According to Gene Ransom, CEO of MedChi, being in the compact means a doctor coming to work in Maryland can become licensed weeks or months faster than they would otherwise be able to. It also makes it easier for hospitals with multi-state operations, like Kaiser Permanente and Johns Hopkins, to bring in out-of-state physicians to address shortages or other needs.

“It’s a really important piece of legislation,” Ransom said. “Hundreds of doctors have used it during the period that it’s been enacted.”

On top of implementing measures that broaden who can work in the state, lobbyists say attracting medical professionals to work in Maryland’s communities is also vital.

“We create incredible medical minds” at Maryland’s medical schools, Ransom said. “But we lose a lot of those minds to other states.”

That’s why he and other lobbyists are looking to reformations to the state’s medical student loan repayment program to attract primary care physicians and physician’s assistants to the state.
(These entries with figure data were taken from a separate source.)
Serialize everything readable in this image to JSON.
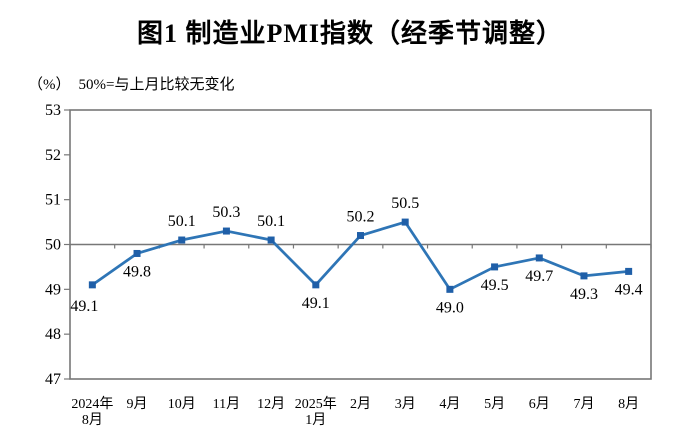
{
  "chart_data": {
    "type": "line",
    "title": "图1  制造业PMI指数（经季节调整）",
    "unit_label": "（%）",
    "note": "50%=与上月比较无变化",
    "categories": [
      [
        "2024年",
        "8月"
      ],
      [
        "9月"
      ],
      [
        "10月"
      ],
      [
        "11月"
      ],
      [
        "12月"
      ],
      [
        "2025年",
        "1月"
      ],
      [
        "2月"
      ],
      [
        "3月"
      ],
      [
        "4月"
      ],
      [
        "5月"
      ],
      [
        "6月"
      ],
      [
        "7月"
      ],
      [
        "8月"
      ]
    ],
    "values": [
      49.1,
      49.8,
      50.1,
      50.3,
      50.1,
      49.1,
      50.2,
      50.5,
      49.0,
      49.5,
      49.7,
      49.3,
      49.4
    ],
    "data_labels": [
      "49.1",
      "49.8",
      "50.1",
      "50.3",
      "50.1",
      "49.1",
      "50.2",
      "50.5",
      "49.0",
      "49.5",
      "49.7",
      "49.3",
      "49.4"
    ],
    "label_positions": [
      "below-left",
      "below",
      "above",
      "above",
      "above",
      "below",
      "above",
      "above",
      "below",
      "below",
      "below",
      "below",
      "below"
    ],
    "y_ticks": [
      47,
      48,
      49,
      50,
      51,
      52,
      53
    ],
    "ylim": [
      47,
      53
    ],
    "reference_value": 50,
    "grid": "off",
    "legend": "none",
    "colors": {
      "line": "#2E75B6",
      "marker": "#1F5FA8",
      "axis": "#777777",
      "text": "#000000"
    }
  }
}
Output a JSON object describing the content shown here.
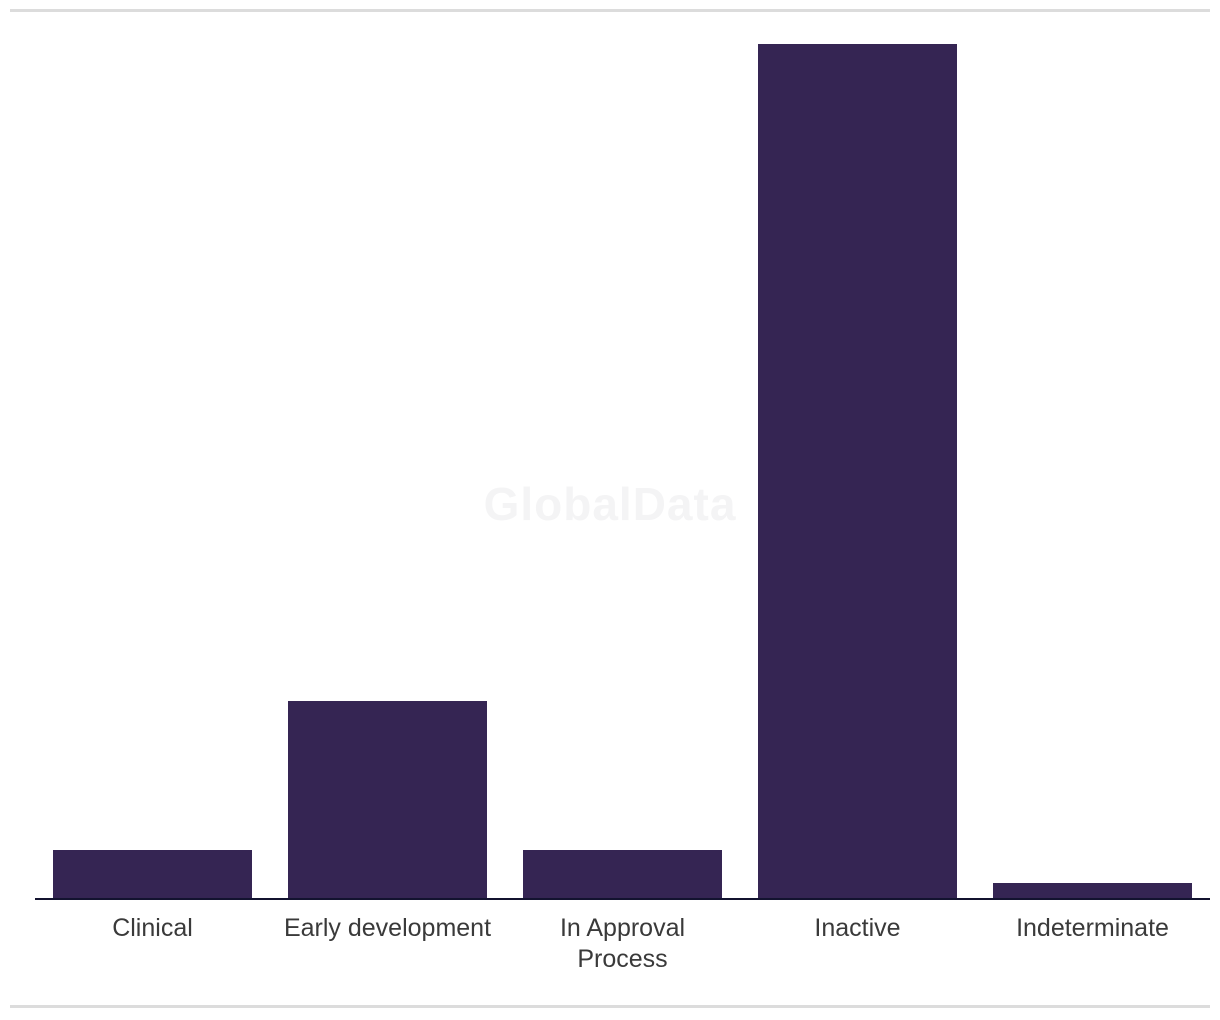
{
  "page": {
    "background": "#ffffff",
    "divider_color": "#dcdcdc"
  },
  "watermark": {
    "text": "GlobalData",
    "color": "#f4f4f5"
  },
  "chart_data": {
    "type": "bar",
    "title": "",
    "xlabel": "",
    "ylabel": "",
    "categories": [
      "Clinical",
      "Early development",
      "In Approval Process",
      "Inactive",
      "Indeterminate"
    ],
    "tick_labels": [
      "Clinical",
      "Early development",
      "In Approval\nProcess",
      "Inactive",
      "Indeterminate"
    ],
    "values": [
      48,
      197,
      48,
      856,
      15
    ],
    "ylim": [
      0,
      900
    ],
    "grid": false,
    "legend": false,
    "bar_color": "#352553",
    "axis_color": "#13132f",
    "label_color": "#3a3a3a"
  }
}
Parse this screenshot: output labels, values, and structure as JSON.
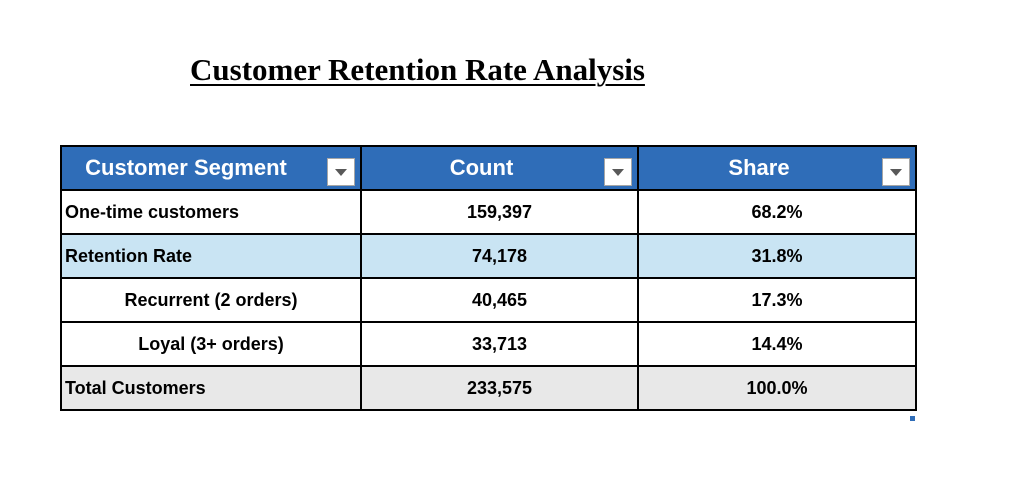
{
  "title": "Customer Retention Rate Analysis",
  "table": {
    "headers": [
      {
        "label": "Customer Segment",
        "filter_icon": "dropdown-arrow-icon"
      },
      {
        "label": "Count",
        "filter_icon": "dropdown-arrow-icon"
      },
      {
        "label": "Share",
        "filter_icon": "dropdown-arrow-icon"
      }
    ],
    "rows": [
      {
        "segment": "One-time customers",
        "count": "159,397",
        "share": "68.2%",
        "style": "plain"
      },
      {
        "segment": "Retention Rate",
        "count": "74,178",
        "share": "31.8%",
        "style": "highlight-blue"
      },
      {
        "segment": "Recurrent (2 orders)",
        "count": "40,465",
        "share": "17.3%",
        "style": "indented"
      },
      {
        "segment": "Loyal (3+ orders)",
        "count": "33,713",
        "share": "14.4%",
        "style": "indented"
      },
      {
        "segment": "Total Customers",
        "count": "233,575",
        "share": "100.0%",
        "style": "total-gray"
      }
    ]
  },
  "colors": {
    "header_bg": "#2f6db8",
    "header_text": "#ffffff",
    "highlight_row": "#c9e4f3",
    "total_row": "#e8e8e8",
    "border": "#000000"
  }
}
This initiative, which is supported by both the MHA and MedChi, will seek funding from the state’s general fund for the Maryland Loan Assistance Repayment Program. Currently, the program, which repays the student loans of doctors working for underserved communities, is running out of funding, according to Stallings. Advocates are hoping to establish a permanent funding structure for the program and to see the program included in this year’s budget.

Retention bonuses

MHA is also hoping that a pool of funds for professional development and retention bonuses for health care professionals will be included in the governor’s budget. Bonuses and professional development opportunities can encourage health care professionals to stay employed at hospitals and other care providers in the state, rather than leave their positions to work in other states, work for health care staffing firms or leave health care altogether.

“We need to build up our workforce pipeline,” she said. “There’s a historic budget surplus, and we need help to address our historic workforce shortages, so we are advocating for funding to recruit and retain health care workers into Maryland.”

Hospitals also hope that the legislature will pass measures to stop nursing agencies, which provide hospitals nationwide with short-term travel nurses to fill in during staffing shortages, from price gouging. Over the past year, hospital leadership claims, these agencies have been taking advantage of the pandemic to charge hospitals unusually high rates to contract their nurses.

Sen. Clarence Lam, D-Baltimore and Howard, is planning broader legislation related to price gouging during emergencies but hopes to address hospitals’ concerns in the bill.

“We are seeing, now, that it’s very difficult to find health care personnel to work in our health care systems and hospitals. It has become exorbitantly expensive, sometimes,” Lam said. “Hospitals are feeling the pinch.”

Workforce shortages have been a top challenge for the health care industry since even before the pandemic, but COVID-19 has placed the issue in stark relief as understaffed hospitals struggle to deal with high volumes of patients infected with the virus, especially during surges, like the current spike in cases caused by the omicron variants of the coronavirus.

Ultimately, Stallings said, the state’s hospitals are open to suggestions beyond what they’ve already come up with as they continue to deal with the worst COVID-19 surge since the pandemic’s onset.

“I expect workforce will be the primary priority for other provider associations,” she said. “MHA is considering any and all proposals to address these across-the-board shortages that we’re facing.”